XHEV-FM
- Izúcar de Matamoros, Puebla; Mexico;
- Broadcast area: Atlixco
- Frequency: 99.9 FM
- Branding: La Magnifica

Programming
- Format: Grupera music

Ownership
- Owner: Capital Media; (Radiodifusoras Capital, S.A. de C.V.);
- Operator: Tribuna Comunicación

History
- First air date: November 11, 1982 (concession)
- Former frequencies: 1330 kHz

Technical information
- ERP: 6 kW
- Transmitter coordinates: 18°36′45″N 98°27′46″W﻿ / ﻿18.61250°N 98.46278°W

Links
- Webcast: Listen live
- Website: lamagnificafm.com

= XHEV-FM =

Radio station in Izúcar de Matamoros–Atlixco, Puebla, Mexico

XHEV-FM is a radio station on 99.9 FM in Izúcar de Matamoros, Puebla, Mexico, serving Atlixco. It is known as La Magnifica FM, with a grupera music format.

==History==

"1330 AM Capital Máxima" logo used in the mid-2010s

XEEV-AM 1330 received its concession on November 11, 1982. It was owned by José Elias Choza Abad and broadcast with 500 watts as a daytimer.
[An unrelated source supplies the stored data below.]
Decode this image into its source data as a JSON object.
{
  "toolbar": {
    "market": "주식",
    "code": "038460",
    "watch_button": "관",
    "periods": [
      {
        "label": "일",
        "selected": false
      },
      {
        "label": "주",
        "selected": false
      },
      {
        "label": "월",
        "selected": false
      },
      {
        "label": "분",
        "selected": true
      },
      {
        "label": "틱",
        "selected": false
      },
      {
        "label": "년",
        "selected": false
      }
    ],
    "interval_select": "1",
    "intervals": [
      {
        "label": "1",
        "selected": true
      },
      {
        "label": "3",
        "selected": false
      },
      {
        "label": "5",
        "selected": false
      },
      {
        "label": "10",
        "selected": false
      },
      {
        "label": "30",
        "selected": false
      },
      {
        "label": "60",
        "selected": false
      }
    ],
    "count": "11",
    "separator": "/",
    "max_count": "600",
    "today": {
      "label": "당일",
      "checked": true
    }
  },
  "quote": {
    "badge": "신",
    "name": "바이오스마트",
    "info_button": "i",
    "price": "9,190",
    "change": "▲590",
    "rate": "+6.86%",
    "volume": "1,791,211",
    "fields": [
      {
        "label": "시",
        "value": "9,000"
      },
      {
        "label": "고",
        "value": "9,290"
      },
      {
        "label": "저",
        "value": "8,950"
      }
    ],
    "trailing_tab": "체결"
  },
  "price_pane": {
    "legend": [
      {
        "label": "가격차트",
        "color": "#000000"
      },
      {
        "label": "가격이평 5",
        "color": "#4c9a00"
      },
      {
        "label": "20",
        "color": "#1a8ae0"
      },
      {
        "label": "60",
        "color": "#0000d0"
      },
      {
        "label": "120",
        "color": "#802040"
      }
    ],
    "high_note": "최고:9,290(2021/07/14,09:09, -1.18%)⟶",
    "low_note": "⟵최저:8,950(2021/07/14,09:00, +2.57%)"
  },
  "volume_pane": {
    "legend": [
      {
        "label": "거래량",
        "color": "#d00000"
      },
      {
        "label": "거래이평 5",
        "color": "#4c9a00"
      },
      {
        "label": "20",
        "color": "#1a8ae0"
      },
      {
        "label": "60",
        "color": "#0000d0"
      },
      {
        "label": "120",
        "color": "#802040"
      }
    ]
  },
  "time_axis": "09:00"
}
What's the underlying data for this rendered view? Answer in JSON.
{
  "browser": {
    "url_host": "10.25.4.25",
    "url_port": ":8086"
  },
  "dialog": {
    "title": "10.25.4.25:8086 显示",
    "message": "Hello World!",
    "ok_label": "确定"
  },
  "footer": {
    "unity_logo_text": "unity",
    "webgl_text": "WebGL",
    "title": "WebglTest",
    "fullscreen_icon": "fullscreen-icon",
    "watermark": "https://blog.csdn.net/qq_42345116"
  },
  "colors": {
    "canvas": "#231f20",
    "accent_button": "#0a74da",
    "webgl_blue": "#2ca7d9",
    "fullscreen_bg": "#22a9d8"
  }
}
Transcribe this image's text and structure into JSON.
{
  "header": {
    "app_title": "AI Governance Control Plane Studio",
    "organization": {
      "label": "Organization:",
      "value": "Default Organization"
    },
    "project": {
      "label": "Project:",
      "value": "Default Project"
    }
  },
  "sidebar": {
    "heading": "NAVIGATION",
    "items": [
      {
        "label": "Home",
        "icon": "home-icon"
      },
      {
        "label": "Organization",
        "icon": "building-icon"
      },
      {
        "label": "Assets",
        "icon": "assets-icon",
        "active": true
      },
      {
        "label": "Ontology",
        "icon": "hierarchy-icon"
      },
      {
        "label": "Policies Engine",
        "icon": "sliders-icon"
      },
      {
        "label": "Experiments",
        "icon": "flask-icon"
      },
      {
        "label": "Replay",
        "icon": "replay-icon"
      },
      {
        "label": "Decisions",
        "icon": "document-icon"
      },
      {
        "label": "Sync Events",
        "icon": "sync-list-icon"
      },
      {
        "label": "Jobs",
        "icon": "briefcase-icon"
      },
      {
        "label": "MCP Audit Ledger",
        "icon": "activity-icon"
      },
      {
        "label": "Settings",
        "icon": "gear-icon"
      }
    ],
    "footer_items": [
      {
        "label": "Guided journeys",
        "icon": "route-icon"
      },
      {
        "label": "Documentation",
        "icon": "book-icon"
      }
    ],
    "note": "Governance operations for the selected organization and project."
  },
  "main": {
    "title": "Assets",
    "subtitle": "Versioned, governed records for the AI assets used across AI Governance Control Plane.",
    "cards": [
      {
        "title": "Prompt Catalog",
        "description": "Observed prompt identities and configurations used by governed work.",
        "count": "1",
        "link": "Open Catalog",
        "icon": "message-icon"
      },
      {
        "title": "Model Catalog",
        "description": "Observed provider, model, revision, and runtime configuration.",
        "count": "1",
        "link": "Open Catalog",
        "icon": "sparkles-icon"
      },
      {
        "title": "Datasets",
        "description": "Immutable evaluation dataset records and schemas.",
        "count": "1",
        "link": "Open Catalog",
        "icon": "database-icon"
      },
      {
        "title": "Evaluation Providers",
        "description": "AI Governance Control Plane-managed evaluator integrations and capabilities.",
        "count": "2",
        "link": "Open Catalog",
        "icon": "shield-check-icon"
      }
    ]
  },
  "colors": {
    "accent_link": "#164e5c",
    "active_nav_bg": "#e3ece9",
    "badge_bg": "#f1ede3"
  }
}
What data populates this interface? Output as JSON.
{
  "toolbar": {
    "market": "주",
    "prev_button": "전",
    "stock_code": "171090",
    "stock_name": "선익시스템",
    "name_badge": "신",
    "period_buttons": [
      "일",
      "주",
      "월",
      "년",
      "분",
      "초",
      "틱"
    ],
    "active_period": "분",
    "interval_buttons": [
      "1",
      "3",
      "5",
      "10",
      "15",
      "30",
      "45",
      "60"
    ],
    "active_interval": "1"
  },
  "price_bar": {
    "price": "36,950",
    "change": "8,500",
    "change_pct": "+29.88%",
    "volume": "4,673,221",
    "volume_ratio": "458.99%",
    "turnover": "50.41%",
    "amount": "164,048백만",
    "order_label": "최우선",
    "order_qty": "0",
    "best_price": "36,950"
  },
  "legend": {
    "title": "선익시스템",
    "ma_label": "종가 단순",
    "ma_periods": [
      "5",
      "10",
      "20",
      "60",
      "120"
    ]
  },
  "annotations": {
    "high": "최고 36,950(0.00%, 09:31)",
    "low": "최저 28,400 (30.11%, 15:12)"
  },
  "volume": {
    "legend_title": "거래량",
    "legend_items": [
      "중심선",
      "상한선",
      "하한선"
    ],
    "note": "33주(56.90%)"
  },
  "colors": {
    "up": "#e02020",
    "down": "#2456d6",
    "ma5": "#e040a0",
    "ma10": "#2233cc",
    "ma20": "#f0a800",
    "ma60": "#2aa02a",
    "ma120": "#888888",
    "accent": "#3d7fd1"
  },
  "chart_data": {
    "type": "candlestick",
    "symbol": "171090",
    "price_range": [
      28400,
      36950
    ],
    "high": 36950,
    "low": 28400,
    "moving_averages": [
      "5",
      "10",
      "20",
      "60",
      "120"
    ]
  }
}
Choza Abad sold the station to Roberto Ávila Rodríguez in 1993, and in 2015, CapitalMedia bought the station.

It was authorized for migration to FM in 2011, but promotions continued to list only 1330 AM for a number of years.

In 2017, Grupo ORO began operating the station on CapitalMedia's behalf and flipped it from grupera to romantic format as La Romántica, La Flor de Atlixco. With the transfer of operations, XHEV's programming began originating from studios in Atlixco.

On August 1, 2022, Grupo ORO ended operation and Capital Media resumed direct operation with Lokura FM. This only lasted until March 2023, when Tribuna Comunicación, also of Puebla, assumed operational control and installed its La Magnífica brand.